Investigating meat-borne bacterial profiles related to biofilm formation: An in situ and in vitro assessment

Abstract

Foodborne spoilage bacteria may pose a serious risk to food quality by forming biofilms that adhere to food processing devices and food surfaces, thus causing cross-contamination and deterioration of food products. In order to effectively control microbial contamination, understanding the bacterial profiles related to biofilm formation in situ is crucial. Pseudomonas, Aeromonas, and Serratia are typically considered as prevalent spoilage organisms in chilled meat, which is particularly susceptible to deterioration during storage and transportation. In this study, four strains (Serratia liquefaciens F5, Aeromonas salmonicida H8, Pseudomonas saponiphila G7, and Aeromonas veronii G8) were cultured in situ in chilled chicken claws as the experimental group and in Tryptic Soy Broth (TSB) as the control group. The results showed that tested strains differed in ability to adhere, with S. liquefaciens F5 significantly exhibiting the highest biofilm formation capacity (P < 0.05). Moreover, it was discovered that higher protein and polysaccharides concentrations enhanced bacterial auto-aggregation and that the protein content of extracellular polymeric substances (EPS) positively correlated with bacterial surface hydrophobicity.
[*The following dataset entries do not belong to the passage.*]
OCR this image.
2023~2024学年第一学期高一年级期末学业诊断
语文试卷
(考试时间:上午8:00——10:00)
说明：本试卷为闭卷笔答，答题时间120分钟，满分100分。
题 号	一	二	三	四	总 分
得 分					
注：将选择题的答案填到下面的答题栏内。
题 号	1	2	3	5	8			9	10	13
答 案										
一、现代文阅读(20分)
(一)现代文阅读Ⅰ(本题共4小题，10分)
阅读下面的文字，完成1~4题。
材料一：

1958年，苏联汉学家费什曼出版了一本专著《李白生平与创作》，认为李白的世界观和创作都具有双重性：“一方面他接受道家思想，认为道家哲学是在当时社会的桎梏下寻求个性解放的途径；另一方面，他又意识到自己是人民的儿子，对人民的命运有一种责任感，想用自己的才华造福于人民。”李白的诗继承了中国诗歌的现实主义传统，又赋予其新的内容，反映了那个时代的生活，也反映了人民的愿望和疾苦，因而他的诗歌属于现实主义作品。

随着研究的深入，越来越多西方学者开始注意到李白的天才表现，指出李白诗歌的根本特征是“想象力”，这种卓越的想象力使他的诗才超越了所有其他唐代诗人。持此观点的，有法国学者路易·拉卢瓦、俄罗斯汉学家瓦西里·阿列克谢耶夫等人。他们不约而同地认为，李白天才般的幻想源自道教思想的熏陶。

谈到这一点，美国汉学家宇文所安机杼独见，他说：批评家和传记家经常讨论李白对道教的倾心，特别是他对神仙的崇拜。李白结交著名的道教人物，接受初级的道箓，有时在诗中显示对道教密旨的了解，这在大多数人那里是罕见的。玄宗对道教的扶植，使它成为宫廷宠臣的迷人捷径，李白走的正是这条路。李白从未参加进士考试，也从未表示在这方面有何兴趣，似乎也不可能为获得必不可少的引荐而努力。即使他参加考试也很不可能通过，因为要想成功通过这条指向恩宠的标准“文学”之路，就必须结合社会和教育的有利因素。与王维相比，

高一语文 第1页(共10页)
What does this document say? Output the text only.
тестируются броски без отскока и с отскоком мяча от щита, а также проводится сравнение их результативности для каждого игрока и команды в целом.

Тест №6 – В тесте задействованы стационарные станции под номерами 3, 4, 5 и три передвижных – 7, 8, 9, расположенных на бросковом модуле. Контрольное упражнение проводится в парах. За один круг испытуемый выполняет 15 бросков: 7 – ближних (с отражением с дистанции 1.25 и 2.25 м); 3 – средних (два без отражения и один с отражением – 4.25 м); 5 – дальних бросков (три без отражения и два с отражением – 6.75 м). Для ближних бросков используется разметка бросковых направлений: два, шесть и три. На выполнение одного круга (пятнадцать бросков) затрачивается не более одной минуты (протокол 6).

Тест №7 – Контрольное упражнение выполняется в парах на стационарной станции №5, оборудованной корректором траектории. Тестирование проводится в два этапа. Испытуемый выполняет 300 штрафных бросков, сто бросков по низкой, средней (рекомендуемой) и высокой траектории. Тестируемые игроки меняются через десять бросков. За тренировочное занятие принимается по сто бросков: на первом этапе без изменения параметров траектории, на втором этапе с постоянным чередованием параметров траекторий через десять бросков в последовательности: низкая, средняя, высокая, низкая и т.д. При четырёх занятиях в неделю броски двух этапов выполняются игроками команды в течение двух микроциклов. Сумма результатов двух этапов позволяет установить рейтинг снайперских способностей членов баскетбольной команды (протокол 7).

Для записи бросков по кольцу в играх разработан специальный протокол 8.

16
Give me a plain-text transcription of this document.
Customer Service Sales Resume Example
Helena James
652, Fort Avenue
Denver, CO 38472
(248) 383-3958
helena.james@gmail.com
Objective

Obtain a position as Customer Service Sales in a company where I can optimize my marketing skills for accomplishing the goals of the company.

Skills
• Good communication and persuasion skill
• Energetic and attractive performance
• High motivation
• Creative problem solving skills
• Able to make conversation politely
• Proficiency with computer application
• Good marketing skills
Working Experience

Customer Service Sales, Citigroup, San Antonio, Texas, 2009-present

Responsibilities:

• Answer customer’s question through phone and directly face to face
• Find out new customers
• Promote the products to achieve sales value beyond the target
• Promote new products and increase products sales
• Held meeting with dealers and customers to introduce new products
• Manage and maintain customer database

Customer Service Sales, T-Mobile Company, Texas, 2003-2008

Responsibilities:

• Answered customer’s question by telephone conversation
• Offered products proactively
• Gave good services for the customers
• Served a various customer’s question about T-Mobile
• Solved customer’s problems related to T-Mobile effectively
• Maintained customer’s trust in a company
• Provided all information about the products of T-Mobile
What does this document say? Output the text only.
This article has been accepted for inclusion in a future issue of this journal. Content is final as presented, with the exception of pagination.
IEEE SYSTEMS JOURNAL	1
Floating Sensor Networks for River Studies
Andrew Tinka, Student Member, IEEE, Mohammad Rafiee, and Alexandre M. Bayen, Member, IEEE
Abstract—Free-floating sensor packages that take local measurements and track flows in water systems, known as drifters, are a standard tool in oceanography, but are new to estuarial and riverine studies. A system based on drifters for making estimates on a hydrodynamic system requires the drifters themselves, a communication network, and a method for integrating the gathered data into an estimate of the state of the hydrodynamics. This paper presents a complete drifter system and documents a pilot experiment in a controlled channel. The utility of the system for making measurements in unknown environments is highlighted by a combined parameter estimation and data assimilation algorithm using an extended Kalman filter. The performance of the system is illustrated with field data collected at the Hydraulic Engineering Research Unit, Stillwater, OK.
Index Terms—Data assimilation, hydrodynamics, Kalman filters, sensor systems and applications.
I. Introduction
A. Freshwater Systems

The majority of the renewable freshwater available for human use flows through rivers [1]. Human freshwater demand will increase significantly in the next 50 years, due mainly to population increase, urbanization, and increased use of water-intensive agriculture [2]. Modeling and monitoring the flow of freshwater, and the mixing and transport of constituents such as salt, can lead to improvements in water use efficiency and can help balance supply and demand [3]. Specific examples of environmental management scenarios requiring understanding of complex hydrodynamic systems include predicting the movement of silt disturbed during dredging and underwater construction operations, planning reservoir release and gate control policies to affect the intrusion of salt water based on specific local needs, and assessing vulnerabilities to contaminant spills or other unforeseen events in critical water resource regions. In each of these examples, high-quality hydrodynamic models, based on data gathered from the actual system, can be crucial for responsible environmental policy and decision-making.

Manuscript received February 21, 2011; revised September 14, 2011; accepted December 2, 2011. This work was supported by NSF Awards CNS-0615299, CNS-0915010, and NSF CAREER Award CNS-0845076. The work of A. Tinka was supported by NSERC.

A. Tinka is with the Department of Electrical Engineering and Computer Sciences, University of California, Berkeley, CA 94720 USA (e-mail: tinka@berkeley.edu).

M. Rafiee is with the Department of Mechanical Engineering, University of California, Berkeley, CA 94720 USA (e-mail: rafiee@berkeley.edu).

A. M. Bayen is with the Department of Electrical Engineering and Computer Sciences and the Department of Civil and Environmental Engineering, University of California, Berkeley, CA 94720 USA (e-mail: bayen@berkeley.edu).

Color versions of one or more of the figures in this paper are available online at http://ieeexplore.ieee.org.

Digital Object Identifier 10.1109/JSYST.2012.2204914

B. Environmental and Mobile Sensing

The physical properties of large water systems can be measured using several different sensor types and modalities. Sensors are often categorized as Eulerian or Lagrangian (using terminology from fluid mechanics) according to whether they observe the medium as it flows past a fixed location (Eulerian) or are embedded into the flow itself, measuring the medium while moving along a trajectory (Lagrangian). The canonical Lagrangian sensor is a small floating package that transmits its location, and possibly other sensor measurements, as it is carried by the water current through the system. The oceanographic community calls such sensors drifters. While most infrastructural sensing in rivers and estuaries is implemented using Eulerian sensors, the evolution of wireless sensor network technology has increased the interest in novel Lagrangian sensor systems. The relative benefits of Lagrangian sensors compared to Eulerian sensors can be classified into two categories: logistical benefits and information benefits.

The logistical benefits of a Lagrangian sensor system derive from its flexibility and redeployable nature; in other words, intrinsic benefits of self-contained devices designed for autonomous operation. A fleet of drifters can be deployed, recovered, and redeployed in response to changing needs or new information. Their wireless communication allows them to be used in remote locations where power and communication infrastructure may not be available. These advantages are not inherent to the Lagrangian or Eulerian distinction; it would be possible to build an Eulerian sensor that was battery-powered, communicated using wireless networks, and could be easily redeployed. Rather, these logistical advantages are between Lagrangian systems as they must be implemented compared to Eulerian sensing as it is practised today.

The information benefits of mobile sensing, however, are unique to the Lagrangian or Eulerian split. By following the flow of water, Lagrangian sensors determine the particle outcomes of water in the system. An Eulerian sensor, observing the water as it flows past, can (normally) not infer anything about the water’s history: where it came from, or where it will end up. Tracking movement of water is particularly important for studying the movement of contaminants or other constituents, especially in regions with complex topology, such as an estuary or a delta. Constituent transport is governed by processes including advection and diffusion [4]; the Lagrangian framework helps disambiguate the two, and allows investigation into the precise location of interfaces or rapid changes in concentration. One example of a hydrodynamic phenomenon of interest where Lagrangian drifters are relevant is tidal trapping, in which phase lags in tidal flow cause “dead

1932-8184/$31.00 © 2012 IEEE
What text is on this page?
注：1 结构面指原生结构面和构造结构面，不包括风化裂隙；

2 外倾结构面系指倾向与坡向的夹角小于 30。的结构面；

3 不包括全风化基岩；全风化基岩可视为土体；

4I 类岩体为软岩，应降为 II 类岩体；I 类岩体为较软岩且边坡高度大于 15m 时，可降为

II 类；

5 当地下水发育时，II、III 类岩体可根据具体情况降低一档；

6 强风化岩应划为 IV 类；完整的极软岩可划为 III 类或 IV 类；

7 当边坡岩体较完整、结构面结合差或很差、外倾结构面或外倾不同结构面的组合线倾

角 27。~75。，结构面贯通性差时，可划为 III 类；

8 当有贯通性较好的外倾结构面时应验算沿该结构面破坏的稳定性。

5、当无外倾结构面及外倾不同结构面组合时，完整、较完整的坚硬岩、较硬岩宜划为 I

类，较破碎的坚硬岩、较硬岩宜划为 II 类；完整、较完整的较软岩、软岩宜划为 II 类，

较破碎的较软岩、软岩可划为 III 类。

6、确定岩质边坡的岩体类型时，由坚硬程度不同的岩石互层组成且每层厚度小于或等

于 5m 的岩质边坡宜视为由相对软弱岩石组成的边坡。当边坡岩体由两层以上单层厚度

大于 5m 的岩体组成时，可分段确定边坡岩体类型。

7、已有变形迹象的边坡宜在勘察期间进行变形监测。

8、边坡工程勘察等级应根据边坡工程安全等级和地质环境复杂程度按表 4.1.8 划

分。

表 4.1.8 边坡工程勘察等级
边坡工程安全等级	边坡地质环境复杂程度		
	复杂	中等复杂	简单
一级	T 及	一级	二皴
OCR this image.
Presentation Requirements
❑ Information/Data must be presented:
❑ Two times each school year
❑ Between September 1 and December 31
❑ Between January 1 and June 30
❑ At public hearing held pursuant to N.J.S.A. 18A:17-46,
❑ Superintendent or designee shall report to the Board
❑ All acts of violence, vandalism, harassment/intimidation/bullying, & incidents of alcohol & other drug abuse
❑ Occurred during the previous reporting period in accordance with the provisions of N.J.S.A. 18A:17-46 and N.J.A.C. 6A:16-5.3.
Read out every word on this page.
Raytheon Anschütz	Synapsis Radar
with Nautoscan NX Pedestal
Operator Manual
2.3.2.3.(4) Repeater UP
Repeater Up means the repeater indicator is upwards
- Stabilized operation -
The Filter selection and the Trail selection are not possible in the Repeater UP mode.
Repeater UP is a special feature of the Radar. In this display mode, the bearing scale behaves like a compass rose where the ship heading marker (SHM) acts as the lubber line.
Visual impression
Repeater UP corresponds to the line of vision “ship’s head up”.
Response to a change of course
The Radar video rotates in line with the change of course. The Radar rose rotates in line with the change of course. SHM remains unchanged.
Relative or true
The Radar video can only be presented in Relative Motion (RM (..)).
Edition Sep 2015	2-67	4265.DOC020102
On the 4th day, the protein content in EPS of each strain was significantly higher in vitro than in situ (P < 0.05). Furthermore, the rate of increase in auto-aggregation capacity and surface hydrophobicity proved faster in vitro than in situ for each strain due to higher polysaccharides and protein contents. The primary components (proteins, polysaccharides) in the EPS of the four strains increased as the biofilm formation process progressed, further confirmed by Attenuated Total Reflection Fourier Transform Infrared Spectroscopy (ATR-FTIR) spectra. Scanning electron microscopy revealed that A. salmonicida H8 can create biofilms on the surface of chicken claws, which severely disrupts the tissue structure of chilled meat. These observations will offer a theoretical foundation for a thorough investigation of the spoiling outcomes and adhesion characteristics of various meat-derived spoilage bacteria.